Unit 7 sixth-graders moving up next school year
TOLONO – This year's Unit 7 fifth-graders have some big changes in store for their next school year.
Early this year, work is starting on a new wing of Unity Junior High School, a $1.3 million project that adds six classrooms, a special-education room and a common area to the 3-year-old school.
In those classrooms, sixth-graders – who would have previously been the oldest kids in Unity East and Unity West elementary schools – will become the youngest students of the expanded junior high.
They will go from an elementary school setting and style to "a true middle school concept," said district superintendent Michael Shonk.
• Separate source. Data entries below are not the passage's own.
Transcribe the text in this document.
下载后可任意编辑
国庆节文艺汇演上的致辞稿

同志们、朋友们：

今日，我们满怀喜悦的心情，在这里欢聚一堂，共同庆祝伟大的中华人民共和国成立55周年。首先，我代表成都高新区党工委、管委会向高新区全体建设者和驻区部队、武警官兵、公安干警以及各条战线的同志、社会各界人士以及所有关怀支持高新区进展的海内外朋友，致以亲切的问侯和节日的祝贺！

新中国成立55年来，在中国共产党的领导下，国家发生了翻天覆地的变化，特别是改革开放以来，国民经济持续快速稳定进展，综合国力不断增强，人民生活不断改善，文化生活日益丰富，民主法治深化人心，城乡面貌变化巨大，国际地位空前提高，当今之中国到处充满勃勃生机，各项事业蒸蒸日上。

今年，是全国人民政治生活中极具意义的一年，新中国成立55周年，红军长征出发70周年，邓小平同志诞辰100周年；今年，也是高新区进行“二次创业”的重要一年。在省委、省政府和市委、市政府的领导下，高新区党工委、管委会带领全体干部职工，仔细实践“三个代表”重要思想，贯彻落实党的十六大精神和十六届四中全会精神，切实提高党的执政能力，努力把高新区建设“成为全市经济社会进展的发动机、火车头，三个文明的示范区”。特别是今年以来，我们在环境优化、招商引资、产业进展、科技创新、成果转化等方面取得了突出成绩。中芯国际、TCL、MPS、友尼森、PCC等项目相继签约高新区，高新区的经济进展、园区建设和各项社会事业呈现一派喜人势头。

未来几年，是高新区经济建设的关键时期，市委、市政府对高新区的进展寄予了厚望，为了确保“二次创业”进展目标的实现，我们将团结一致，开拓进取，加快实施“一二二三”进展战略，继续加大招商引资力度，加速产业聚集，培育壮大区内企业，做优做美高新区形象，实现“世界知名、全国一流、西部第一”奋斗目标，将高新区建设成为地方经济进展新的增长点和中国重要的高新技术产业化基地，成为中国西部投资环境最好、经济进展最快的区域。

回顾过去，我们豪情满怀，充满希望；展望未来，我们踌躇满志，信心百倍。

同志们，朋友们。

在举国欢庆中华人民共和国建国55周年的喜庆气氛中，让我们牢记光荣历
That means each class will be taught by a teacher who specializes in that subject, and students get an opportunity to take exploratory classes – short, sampler-style courses that give students a taste of courses like French, Spanish and art so that they can have a better idea of what they want to focus on in high school.
It also means those sixth-graders will get to mix more with their slightly older peers instead of younger children, a move junior high Principal Mary Hettinger feels makes sense.
"Physically and academically, I do believe sixth-graders are much more like seventh-graders, compared to elementary kids," she said. "They're in that adolescent stage."
The new wing will add enough space for the school to go from its current 215 students to a projected 330 students next year, Hettinger said.
"It will not increase taxes whatsoever," she said. "It's all in the budget."
The expanded school is also not expected to change the amount of busing in the district drastically, since most Unit 7 students are already bused to school.
Hettinger said she thought the increasing district population is due at least partially to the new schools and the quality education the district provides.
Until 2002, many students were taught in aging buildings unable to accommodate libraries, special-needs classrooms and handicapped accessibility.
Now, the new elementaries and junior high are primarily on one level, with media centers, gymnasiums and classrooms.
Since the upgrade, "our district has become more marketable," Hettinger said. "We are certainly on the upswing."
When those schools were built, they were designed with possible expansion in mind.
"We always felt we were going to experience growth," Shonk said. "We didn't think it would happen this quickly."
But with overcrowded elementary schools, rising populations and new housing developments, the district decided to take action. "We've had to adjust space this year to accommodate everybody – and we still don't have enough space," Shonk said.
With the new addition, Shonk and Hettinger anticipate the space problem for elementary through junior high school students will be solved – for at least a while. "I think this is a very good fix for the next five years," Hettinger said.
Though construction on the junior high begins early this year, the new wing won't be attached to the school until either spring break or early summer, so as not to disrupt learning.
The new wing is expected to be completed and ready for occupation by August 2006, Shonk said, just in time for next year's sixth-graders and their teachers to find their desks, seats and lockers.
Hettinger, for one, can't wait to see the sixth-graders arrive. "I will be getting one-third more students, but I'm looking forward to that," she said. "I think it'll be a smooth transition."